Interactions between genetic and environmental factors may also influence dietary intakes and related disease risk [36], and may help to explain, at least in part, some of the inconsistencies among observational studies by associating genetic variation with nutritional and obesity features. In this research, apparently for the first time, relevant interactions between the DRD2/ANKK1 TaqIA polymorphism and nutrient intakes regarding blood TG levels were found. This result is consistent with our hypothesis that interactions between DRD2/ANKK1 TaqIA polymorphism and diet could impact the metabolic status. Interestingly, differential genotype effects were detected depending on the nutritional profiles. Thus, increasing maltose intake was not a risk factor for TG rises in A1 allele carriers. Instead, participants carrying the A2/A2 genotype whose fat intake (total fat and MUFA) was low, seemed to present lower TG levels, whereas an opposite effect was found in higher fat intake participants. This finding highlights the effect of dietary fat on the blood lipid profile, where the DRD2/ANKK1 genotype may play an indirect role. In addition, other genetic (lipid-related variants) and non-genetic factors (individual preferences, type of food, physical activity, and insulin resistance level) may influence the high-fat intake and increased TG levels. These results are consistent with the influence of the DRD2/ANKK1 TaqIA polymorphism on food preferences and the related metabolic phenotype. In this context, glucose and lipid abnormalities were common among TaqI A1 allele carriers, who consumed unhealthier foods than the rest of genotype groups in a general Mexican population [37]. Moreover, an increase in calorie intake from sugar and adiposity was observed in a multi-ethnic sample of children with two TaqI A1 alleles than non-A1 allele carriers [38]. Additionally, a potential interaction between variations in DRD2/ANKK1 (rs1800497, TaqI A1 allele carriers) and FTO (rs8050136, A allele carriers) genes was associated with increased body fat and reduced peripheral insulin sensitivity in a German family study [39].

The limitations of this study include a relatively small sample, and the inherent bias of self-declaration on food intake and the analysis of the current diet. Also, due to the cross-sectional design of this study, no causality between the DRD2/ANKK1 genetic variant and food intake as well as metabolism phenotype, could be established. Therefore, further studies with a greater number of individuals, a long-term diet evaluation, and a causality approach are required.

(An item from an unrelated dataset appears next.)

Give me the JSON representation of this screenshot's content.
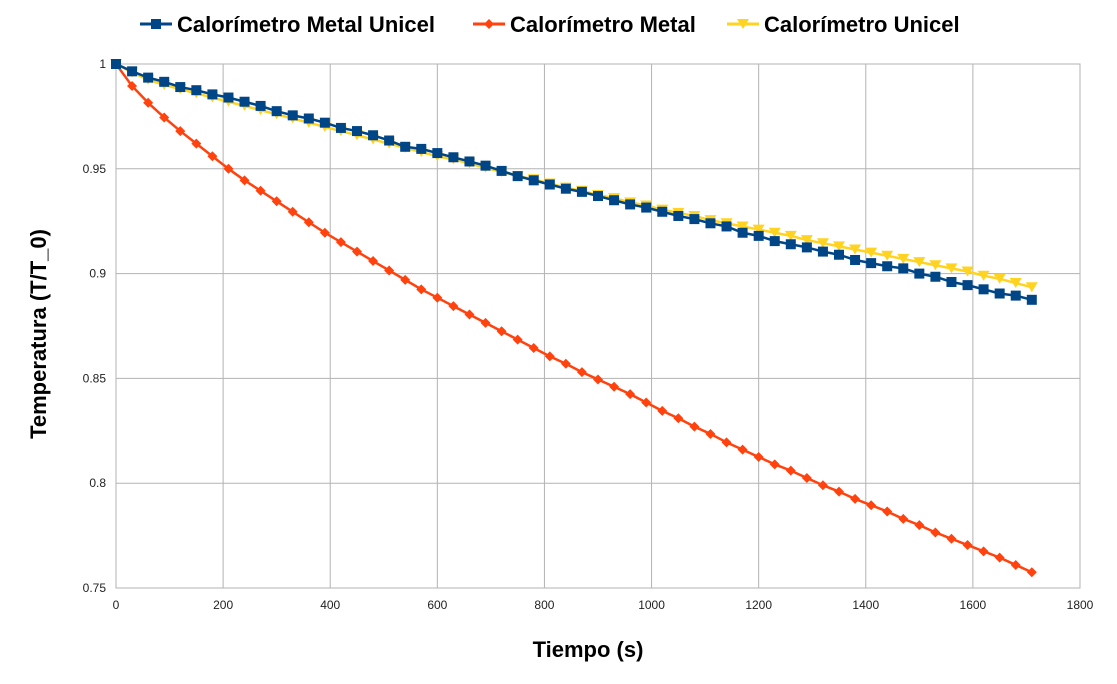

Hypertriglyceridemia remain as one the most frequent forms of dyslipidemia among the Mexican population, and also in diabetic patients [40]. High serum levels of TG are implicated in insulin resistance and represent an important risk factor for T2D and liver cirrhosis in susceptible individuals, which are the leading causes of morbidity and mortality in the country [41]. Lipid disorders are determined by genetic and environmental/lifestyle factors [42]. Given the effect of the DRD2/ANKK1 TaqIA polymorphism on dietary intakes and metabolic status, the detection of this genotype along with other nutrient-sense genes could be an auxiliary tool for the identification of high-risk groups, as well as for a precise nutrition management of hypertriglyceridemia in T2D and the prediction of resistance or responsiveness to dietary interventions.

5. Conclusions

In conclusion, this study suggests that the interactions between DRD2/ANKK1 TaqIA polymorphism and dietary factors (mainly maltose, total fat, and MUFA) influence TG blood levels in patients with T2D. This information could be useful for the identification of high-risk groups, as well as for the precision nutrition management of hypertriglyceridemia in T2D.